The defense team's approach has already passed its first test. Prosecutors tried to revoke Kaplan's bond but failed when the presiding judge ruled that the government's main witness, Alicia Mitchell, lied under oath. Mitchell had accused Gold Club security guard Dominick Scoppetta of trying to keep her from testifying by threatening her and then punching out two of her teeth.
A spokesman for the U.S. Justice Department would not comment on any aspect of the pending trial.
Powers will also tell the jury that the FBI gets off on playing gangbusters. He says organized crime cases are good examples to show Congressional budget committees how hard the agency is working.

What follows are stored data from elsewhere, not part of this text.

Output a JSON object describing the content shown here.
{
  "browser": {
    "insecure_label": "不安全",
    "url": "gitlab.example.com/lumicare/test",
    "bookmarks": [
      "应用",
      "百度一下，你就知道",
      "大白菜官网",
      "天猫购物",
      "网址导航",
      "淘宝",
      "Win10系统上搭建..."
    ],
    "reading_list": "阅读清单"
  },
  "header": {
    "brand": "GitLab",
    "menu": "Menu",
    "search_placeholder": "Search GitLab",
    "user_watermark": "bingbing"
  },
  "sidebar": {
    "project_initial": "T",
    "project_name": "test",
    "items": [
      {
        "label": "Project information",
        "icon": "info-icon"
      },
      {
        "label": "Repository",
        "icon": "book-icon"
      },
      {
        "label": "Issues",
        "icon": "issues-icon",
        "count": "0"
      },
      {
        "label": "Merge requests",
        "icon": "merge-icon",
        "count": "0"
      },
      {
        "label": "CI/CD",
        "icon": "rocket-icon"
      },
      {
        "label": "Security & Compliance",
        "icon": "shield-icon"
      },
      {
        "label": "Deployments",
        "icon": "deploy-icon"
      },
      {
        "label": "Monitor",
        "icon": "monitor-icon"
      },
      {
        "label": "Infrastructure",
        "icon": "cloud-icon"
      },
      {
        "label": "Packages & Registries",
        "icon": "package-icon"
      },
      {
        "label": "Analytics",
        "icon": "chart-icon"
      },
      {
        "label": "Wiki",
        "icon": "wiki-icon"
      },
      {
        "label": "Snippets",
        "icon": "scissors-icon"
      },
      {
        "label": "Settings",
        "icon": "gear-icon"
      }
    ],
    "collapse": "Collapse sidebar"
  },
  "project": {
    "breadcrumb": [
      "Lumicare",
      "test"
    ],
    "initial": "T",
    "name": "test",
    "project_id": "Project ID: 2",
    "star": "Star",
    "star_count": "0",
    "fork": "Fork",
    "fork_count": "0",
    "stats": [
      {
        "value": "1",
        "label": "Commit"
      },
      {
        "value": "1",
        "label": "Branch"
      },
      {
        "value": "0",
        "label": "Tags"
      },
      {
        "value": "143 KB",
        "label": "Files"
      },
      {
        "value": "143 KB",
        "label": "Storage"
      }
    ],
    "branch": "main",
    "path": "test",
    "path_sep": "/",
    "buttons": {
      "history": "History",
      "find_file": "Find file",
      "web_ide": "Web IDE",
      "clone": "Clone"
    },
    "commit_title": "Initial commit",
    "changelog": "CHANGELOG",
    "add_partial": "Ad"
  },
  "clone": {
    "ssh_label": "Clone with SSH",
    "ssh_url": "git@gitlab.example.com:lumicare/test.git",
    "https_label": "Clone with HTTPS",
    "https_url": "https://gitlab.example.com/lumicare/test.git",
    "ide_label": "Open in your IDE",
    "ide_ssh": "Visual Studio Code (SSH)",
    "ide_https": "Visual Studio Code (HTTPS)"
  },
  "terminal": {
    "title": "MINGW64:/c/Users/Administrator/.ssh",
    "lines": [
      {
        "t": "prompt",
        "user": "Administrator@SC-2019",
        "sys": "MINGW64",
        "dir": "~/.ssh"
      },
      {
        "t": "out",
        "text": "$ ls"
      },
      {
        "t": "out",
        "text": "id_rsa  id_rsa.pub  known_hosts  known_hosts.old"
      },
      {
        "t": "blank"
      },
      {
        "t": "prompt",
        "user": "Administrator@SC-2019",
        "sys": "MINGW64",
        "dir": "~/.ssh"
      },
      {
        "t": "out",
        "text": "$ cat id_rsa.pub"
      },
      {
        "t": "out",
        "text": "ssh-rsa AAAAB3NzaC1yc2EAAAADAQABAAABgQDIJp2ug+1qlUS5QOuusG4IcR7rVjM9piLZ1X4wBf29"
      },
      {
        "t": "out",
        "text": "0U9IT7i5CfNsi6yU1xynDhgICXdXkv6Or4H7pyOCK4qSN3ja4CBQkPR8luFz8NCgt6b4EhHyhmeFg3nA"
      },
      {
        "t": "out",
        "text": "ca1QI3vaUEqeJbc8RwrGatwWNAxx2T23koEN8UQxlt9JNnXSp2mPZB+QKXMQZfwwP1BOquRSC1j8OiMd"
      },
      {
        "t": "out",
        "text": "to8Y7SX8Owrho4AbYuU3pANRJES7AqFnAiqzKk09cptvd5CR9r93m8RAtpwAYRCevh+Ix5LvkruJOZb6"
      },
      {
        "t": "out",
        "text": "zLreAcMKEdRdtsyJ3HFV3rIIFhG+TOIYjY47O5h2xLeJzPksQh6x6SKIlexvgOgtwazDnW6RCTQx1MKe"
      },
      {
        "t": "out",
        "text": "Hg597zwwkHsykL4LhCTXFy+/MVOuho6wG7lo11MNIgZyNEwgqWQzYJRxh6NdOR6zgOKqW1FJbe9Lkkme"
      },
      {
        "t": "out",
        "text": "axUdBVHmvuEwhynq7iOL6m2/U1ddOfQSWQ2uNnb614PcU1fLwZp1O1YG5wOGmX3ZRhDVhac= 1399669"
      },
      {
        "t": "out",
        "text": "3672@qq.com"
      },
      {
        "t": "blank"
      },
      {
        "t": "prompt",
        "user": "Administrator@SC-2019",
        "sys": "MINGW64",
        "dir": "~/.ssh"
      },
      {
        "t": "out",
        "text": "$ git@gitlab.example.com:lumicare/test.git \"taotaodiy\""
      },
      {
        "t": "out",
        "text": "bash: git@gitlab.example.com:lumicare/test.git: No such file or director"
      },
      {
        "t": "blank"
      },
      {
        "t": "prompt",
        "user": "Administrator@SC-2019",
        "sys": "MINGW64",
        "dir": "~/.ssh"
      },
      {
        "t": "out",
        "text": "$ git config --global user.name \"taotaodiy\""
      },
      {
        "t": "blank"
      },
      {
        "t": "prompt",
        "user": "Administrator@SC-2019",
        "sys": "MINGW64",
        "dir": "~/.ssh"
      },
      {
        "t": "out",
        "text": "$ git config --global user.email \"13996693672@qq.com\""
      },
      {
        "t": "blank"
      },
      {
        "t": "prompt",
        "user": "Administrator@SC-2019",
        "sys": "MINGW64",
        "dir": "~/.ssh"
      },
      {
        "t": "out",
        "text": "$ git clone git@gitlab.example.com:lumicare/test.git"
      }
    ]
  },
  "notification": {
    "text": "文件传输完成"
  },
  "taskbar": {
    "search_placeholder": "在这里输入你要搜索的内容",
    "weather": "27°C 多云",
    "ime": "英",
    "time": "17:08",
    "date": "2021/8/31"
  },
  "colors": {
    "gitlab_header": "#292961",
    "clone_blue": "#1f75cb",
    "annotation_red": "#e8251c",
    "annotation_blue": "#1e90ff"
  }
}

"Part of the incentives for the agency to go after [racketeering and organized] crime cases is that they are glamorous and bring the FBI attention," he says.
Certainly, few cases have all the made-for-TV ingredients that the Gold Club case does. There's a glitzy strip club, which, with annual revenues of $25 million, makes it one of the most profitable adult clubs in the nation. There are the links with alleged wise guys such as Michael DiLeonardo (aka "Mikey Scars") and Scoppetta, allegedly a Gambino hit man.
If FBI agents went looking for a character from "The Sopranos" to prosecute, they found a good candidate in Jimmy Carillo. He's a sharp dresser with a nice shiny watch. He talks like Joe Pesci and has Jack Nicholson's slicked-back hair and receding hairline. Sometimes his eyebrows arch like Robert De Niro's when he speaks.
Carillo is specifically charged with skimming tens of thousands of dollars from the credit card accounts of unsuspecting Gold Club patrons and shuttling that money to New York mobsters.
He's as blunt as any New Yorker, but more cordial than most -- chalk that up to the past five years of running a strip club in the chivalrous South.
And, if you believe Carillo, running a strip club in the South lies at the heart of the FBI's persecution of the Gold Club.
Even though his club enjoys an undeniable link to Atlanta's multi-million dollar convention business, his take is that the Gold Club is being persecuted because of the BellSouth MARTA Lindbergh mixed-use development next door.
"My first reaction was, who would put a billion dollar project like this next to a strip joint?" he says. "Maybe they knew there wasn't going to be a strip club here very much longer."
If Kaplan is found guilty, the federal government could seize the Gold Club, along with Kaplan's Atlanta and New York homes. Kaplan and Carillo could each serve more than 40 years.